Desde CDMX.

Siempre que visito otro país, observo cómo funcionan las cosas. Estuve seis días en CDMX, así llaman hoy a lo que antes era “El DF” ampliado a otras zonas y me llamaron la atención los siguientes aspectos.

Primero, que el tráfico es más ordenado y menos caótico en relación con los adelantamientos bruscos por la derecha y por la izquierda, los vehículos se mantienes en su carril y no sobrepasan los 50 Km/h, son respetuosos con los peatones y estos respetan los semáforos. Lo podía apreciar desde la altura del piso de hotel en el Paseo la Reforma y caminando tranquilamente por las calles. El transporte público por Metrobús, con buses extra largos de dos pisos, como los de Londres, que siempre circulan por su carril, solo se puede utilizar con tarjetas prepago, los espacios para los motoristas son amplios y cómodos, varias filas de asientos atrás están pintadas de color rosa, previstas para mujeres y niños. Muchos tienen un cartel que dice, “Soy eléctrico” y se nota la suavidad con la que arrancan y frenan y nunca se pasan un semáforo en rojo. Los pasajeros disponen en todas las paradas de máquinas para recargar las tarjetas.

Por las distancias tan largas, CDMX sigue siendo la ciudad más grande del mundo, con más de 22 millones de habitantes, utilicé UBER para mis desplazamientos puerta a puerta y me llamó la atención que los motoristas eran señores mayores 55 años. Le pregunté al que me llevó al aeropuerto y me explicó que ellos trabajan para una compañía afiliada a la plataforma, que tienen solo vehículos eléctricos, en los que el pasajero tiene que utilizar el cinturón de seguridad, pues si no lo hace, él no puede acelerar después de tres minutos de iniciado el recorrido. Añadió que él es ingeniero de sistemas, pero por su edad no encuentra trabajo en su especialidad. ¡Ojo colegas ingenieros!

Visité los lugares más conocidos, como el Teatro de Bellas Artes, la Plaza del Zócalo, La Catedral, la Basílica de la Virgen de Guadalupe y observé la inmensa cantidad de turistas extranjeros. México, EEUU, Francia y España, desde hace 40 años forman parte de los países destino del turismo mundial, pues en cualquier lugar se escucha inglés, francés, alemán y otros idiomas.
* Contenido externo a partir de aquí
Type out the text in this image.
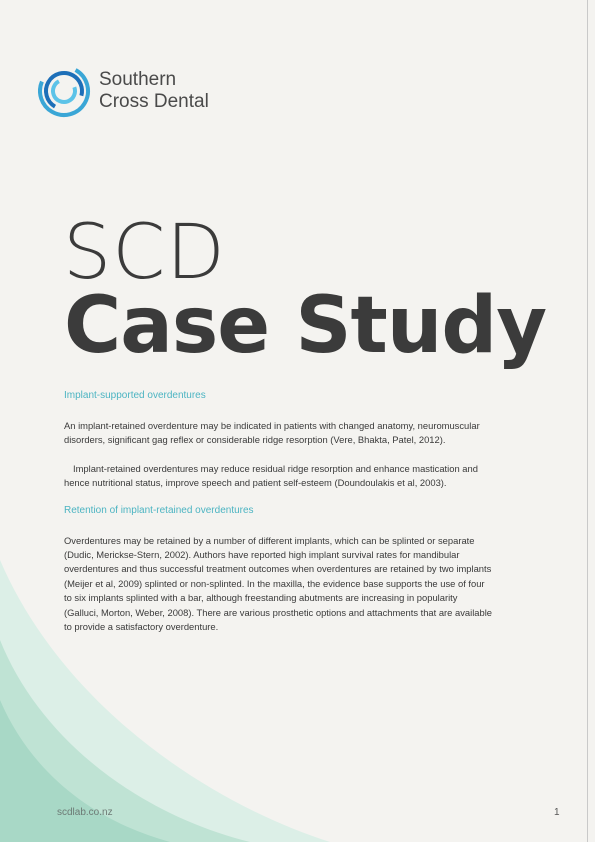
Southern
Cross Dental
SCD
Case Study

Implant-supported overdentures

An implant-retained overdenture may be indicated in patients with changed anatomy, neuromuscular disorders, significant gag reflex or considerable ridge resorption (Vere, Bhakta, Patel, 2012).

Implant-retained overdentures may reduce residual ridge resorption and enhance mastication and hence nutritional status, improve speech and patient self-esteem (Doundoulakis et al, 2003).

Retention of implant-retained overdentures

Overdentures may be retained by a number of different implants, which can be splinted or separate (Dudic, Merickse-Stern, 2002). Authors have reported high implant survival rates for mandibular overdentures and thus successful treatment outcomes when overdentures are retained by two implants (Meijer et al, 2009) splinted or non-splinted. In the maxilla, the evidence base supports the use of four to six implants splinted with a bar, although freestanding abutments are increasing in popularity (Galluci, Morton, Weber, 2008). There are various prosthetic options and attachments that are available to provide a satisfactory overdenture.

scdlab.co.nz	1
Leí en el Periódico de Economía, que las exportaciones de México a la Unión Europea siguen creciendo y conversando con personas ligadas a la consultoría y a la certificación internacional, me comentaron que en México, aunque la formación continua es obligatoria, las empresas la realizan por su propio interés para potenciar la aceptación en la Unión Europea del distintivo, “Hecho en México” y que existen unas dos mil entre empresas y organismos certificados internacionalmente.

Si tiene previsto visitar México, considere que la ciudad está unos 1500 metros más alto que San Salvador, que el clima es más frío y mejor lleve medicamentos para los resfriados, pues la suma del cambio de tiempo, la presión atmosférica, la altura y la polución le pueden afectar. Asegúrese de la reservas en los hoteles, para que no le cobren más, por problemas de comunicación entre las plataformas de reserva y las cadenas hoteleras o por errores de los empleados.

Lo único que no me gustó, es que media hora antes de abordar el vuelo de regreso, nos comunican que el vuelo de Avianca 431, se cancela, por un “impacto de aves”. Que vayamos al mostrador F3 y después de las carreras y las colas, sin mayores explicaciones, solo entregan un nuevo pase de abordar para el siguiente día. Los gastos adicionales, son responsabilidad de cada uno, pues la cancelación no es por causas de la empresa. Al preguntar al día siguiente en el mostrador me dijeron, que la cancelación fue por “razones climatológicas” ¿Cierto o no, ahí queda la duda?

En suma, seis días interesantes de los que mejor, recordar solo lo bueno.

Pedro Roque
Todo es más fácil y más sencillo con sentido común.